Lieutenant Colonel Frederick William STRINGER
Army Service Corps

Date of birth: 7th May 1873
Date of death: 30th June 1916

Died aged 43
Commemorated at Golders Green Crematorium
He was born at New Romney on the 7th of May 1873, the second son of Henry Stringer OKS, solicitor, and Harriet (nee Walker) of "The Elms", New Romney. He was christened at New Romney on the 3rd of June 1873.

He was educated at the Junior King's School from May 1883 to July 1886 and at Charterhouse School where he was in Verites House from September 1886 to 1891.

Deciding to make a career in the army he entered the Royal Military College Sandhurst in 1892 leaving in 1893 and on the 7th of March 1894 he was commissioned as a 2nd Lieutenant in the 2nd Battalion Lincolnshire Regiment.

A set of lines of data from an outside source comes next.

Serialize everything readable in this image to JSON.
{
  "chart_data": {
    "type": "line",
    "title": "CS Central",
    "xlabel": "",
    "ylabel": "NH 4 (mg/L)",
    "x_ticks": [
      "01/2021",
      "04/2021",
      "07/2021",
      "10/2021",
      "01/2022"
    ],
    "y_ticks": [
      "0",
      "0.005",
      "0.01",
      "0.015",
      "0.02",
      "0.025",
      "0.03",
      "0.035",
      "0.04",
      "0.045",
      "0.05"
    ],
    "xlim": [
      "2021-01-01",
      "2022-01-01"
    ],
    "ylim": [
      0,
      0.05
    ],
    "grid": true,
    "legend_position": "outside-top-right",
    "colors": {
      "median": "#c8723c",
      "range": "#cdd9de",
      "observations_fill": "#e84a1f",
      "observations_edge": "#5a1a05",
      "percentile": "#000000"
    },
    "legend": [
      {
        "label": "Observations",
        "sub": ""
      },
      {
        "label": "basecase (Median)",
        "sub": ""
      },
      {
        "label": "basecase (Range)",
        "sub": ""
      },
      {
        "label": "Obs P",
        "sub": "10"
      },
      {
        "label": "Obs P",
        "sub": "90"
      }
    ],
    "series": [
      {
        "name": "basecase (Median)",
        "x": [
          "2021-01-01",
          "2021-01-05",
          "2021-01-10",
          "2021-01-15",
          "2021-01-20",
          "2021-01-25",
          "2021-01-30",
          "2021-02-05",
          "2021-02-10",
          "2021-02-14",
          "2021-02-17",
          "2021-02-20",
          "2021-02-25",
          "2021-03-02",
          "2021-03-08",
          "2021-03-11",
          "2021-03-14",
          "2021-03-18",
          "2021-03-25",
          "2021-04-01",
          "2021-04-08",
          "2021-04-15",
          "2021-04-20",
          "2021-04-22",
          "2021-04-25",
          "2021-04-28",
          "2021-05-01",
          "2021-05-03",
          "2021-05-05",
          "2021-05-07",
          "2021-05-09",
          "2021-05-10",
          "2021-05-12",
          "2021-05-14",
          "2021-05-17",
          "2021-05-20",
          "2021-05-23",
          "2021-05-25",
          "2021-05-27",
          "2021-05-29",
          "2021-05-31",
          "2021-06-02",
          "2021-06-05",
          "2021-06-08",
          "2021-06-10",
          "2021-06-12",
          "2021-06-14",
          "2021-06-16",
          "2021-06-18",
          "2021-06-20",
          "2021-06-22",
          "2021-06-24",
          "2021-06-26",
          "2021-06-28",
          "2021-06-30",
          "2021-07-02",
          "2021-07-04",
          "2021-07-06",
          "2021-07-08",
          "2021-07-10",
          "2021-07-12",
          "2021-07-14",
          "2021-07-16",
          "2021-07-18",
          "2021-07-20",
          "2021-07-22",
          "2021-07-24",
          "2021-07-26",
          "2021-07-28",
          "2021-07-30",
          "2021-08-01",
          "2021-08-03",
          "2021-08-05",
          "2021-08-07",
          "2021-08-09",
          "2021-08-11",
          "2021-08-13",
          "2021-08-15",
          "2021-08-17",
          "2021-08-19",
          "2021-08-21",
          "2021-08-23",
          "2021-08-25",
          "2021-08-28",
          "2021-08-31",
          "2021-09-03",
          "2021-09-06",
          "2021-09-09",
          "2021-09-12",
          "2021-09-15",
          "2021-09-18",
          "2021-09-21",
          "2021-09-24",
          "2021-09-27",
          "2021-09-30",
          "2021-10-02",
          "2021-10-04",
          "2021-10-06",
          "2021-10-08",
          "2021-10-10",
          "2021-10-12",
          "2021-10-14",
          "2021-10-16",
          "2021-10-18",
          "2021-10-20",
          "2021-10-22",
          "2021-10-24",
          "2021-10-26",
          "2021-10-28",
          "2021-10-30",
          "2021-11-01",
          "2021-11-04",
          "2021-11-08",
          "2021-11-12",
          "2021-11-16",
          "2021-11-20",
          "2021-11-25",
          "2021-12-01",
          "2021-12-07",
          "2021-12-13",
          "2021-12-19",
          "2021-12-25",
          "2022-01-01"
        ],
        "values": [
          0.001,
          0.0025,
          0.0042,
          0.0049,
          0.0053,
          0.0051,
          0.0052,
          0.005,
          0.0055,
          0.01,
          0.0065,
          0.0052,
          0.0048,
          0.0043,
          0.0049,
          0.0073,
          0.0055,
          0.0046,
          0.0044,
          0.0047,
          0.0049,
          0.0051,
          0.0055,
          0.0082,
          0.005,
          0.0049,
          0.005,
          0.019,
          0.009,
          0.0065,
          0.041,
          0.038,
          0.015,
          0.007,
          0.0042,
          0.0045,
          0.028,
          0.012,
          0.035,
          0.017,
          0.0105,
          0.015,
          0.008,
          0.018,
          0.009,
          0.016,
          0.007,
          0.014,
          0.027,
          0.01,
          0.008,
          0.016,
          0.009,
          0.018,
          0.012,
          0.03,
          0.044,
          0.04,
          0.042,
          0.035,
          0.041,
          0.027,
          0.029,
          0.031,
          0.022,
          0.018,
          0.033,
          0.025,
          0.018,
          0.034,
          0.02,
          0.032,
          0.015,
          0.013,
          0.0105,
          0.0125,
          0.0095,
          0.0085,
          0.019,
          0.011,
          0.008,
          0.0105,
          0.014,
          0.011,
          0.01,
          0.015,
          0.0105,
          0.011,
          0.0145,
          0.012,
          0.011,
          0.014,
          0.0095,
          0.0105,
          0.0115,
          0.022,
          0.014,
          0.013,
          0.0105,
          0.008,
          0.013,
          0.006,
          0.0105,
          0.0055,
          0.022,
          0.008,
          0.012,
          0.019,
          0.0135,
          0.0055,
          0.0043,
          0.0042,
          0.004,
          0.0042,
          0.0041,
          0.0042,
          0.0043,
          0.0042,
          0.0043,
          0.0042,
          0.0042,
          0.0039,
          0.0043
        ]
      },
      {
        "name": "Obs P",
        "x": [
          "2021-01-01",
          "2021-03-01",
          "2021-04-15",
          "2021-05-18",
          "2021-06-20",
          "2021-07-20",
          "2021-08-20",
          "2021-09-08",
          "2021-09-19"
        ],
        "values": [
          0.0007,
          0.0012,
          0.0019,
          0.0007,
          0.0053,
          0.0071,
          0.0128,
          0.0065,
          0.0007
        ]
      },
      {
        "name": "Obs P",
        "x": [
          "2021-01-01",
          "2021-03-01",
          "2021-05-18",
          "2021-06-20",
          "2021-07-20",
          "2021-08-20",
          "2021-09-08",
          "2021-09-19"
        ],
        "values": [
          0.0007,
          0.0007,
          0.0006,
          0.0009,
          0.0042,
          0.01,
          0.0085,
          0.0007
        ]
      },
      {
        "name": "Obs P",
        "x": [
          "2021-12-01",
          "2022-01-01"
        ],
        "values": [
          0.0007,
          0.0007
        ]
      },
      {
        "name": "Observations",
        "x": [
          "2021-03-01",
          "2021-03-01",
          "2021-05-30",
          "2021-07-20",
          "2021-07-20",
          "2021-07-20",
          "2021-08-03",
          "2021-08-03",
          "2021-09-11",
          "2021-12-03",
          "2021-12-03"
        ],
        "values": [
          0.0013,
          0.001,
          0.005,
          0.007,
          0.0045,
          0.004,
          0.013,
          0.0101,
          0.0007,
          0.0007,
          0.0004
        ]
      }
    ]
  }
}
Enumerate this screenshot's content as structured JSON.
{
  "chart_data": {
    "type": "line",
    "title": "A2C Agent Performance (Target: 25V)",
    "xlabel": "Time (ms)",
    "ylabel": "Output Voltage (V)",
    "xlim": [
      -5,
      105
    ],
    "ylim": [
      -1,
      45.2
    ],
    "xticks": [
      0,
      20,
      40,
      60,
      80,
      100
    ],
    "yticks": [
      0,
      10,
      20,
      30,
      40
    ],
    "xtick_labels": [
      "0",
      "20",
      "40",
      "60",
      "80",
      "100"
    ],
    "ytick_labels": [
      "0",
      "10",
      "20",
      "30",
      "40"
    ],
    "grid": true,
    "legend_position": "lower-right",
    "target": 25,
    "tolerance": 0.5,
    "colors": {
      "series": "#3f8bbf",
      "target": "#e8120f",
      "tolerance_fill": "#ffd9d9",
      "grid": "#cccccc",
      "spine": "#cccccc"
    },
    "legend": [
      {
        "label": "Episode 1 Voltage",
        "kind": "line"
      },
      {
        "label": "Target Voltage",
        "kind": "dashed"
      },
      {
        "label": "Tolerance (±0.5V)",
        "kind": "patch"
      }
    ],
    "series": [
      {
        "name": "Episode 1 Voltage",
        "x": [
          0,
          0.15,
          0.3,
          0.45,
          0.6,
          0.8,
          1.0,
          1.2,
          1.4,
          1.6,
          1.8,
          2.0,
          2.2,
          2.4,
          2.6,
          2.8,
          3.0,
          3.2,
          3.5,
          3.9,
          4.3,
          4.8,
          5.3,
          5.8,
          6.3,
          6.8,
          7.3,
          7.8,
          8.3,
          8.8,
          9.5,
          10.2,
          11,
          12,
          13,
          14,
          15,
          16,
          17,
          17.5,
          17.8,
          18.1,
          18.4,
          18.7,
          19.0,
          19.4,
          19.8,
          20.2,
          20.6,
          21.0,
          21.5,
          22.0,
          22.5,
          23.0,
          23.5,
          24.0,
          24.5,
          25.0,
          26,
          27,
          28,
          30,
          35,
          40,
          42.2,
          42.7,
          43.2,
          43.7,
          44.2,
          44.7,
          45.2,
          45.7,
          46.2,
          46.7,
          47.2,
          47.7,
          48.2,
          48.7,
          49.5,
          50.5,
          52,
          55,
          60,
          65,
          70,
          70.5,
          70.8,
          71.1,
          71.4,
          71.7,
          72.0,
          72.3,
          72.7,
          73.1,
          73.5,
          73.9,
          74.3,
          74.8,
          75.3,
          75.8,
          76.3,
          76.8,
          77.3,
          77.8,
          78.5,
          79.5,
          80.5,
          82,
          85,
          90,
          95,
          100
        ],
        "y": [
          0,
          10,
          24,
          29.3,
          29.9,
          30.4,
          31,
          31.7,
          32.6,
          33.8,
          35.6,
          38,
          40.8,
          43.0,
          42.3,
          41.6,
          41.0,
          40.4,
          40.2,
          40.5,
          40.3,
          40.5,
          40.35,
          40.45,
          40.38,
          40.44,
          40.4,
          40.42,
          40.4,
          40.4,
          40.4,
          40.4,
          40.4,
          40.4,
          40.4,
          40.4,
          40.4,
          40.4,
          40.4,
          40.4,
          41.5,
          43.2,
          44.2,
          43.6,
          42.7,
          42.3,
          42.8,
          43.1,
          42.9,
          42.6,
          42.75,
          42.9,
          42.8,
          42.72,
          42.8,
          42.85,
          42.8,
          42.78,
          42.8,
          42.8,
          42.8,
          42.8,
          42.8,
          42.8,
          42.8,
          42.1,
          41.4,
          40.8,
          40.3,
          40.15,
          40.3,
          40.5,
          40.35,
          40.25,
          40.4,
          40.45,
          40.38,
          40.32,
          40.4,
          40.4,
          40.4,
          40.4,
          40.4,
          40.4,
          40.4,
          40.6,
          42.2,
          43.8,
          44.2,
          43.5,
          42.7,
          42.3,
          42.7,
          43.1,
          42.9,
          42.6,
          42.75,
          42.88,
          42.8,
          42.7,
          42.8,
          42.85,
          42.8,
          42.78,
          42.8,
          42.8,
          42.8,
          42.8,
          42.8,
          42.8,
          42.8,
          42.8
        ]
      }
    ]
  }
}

He served in the UK until the 10th of May 1894 when he was posted to the Straits Settlement where he served until the 23rd of March 1895 when he returned to England. He underwent a training course in range finding at Aldershot in 1897. He served as Battalion Adjutant from the 21st of September 1898 until 1901.

He saw service in the South African war for which was awarded the Queen's Medal with three clasps and the King's Medal with two clasps, following which, on the 1st of February 1902, he was seconded to the Army Service Corps as a Captain and was confirmed in that rank on the 28th of March 1903.

He was married to Ruby Lowell (nee Few) at the Church of St Augustine's at Doornfontein in South Africa on the 6th of August 1902. They lived at 7 Mark's Court, London.

From 1909 he served as an Assistant Instructor and was later Adjutant of the Army Service Corps Training Establishment until the 1st of April 1912 during which time he lived at 7 Church Circle, South Farnborough in Hampshire. He was a keen member of the Army Service Corps Cricket XI. He left the Training Establishment on the 1st of January 1914 and on the 1st of February he was appointed as a Deputy Assistant Director of Transport at the War Office and was promoted to Major on the 25th of April 1914. On the 15th of March 1915 he was promoted to Brevet Lieutenant Colonel in November 1915 and to Assistant Director.

He died from heart failure following an operation for a duodenal ulcer on the 30th of June 1916 at the Homeopathic Hospital, Great Ormond Street and was cremated at Golders Green Crematorium.

The Kentish Express wrote:-

"He served in the Transportation Directorate at the War Office with untiring energy and devotion to duty until within a few days of his death."

He is commemorated on the war memorial at Charterhouse School.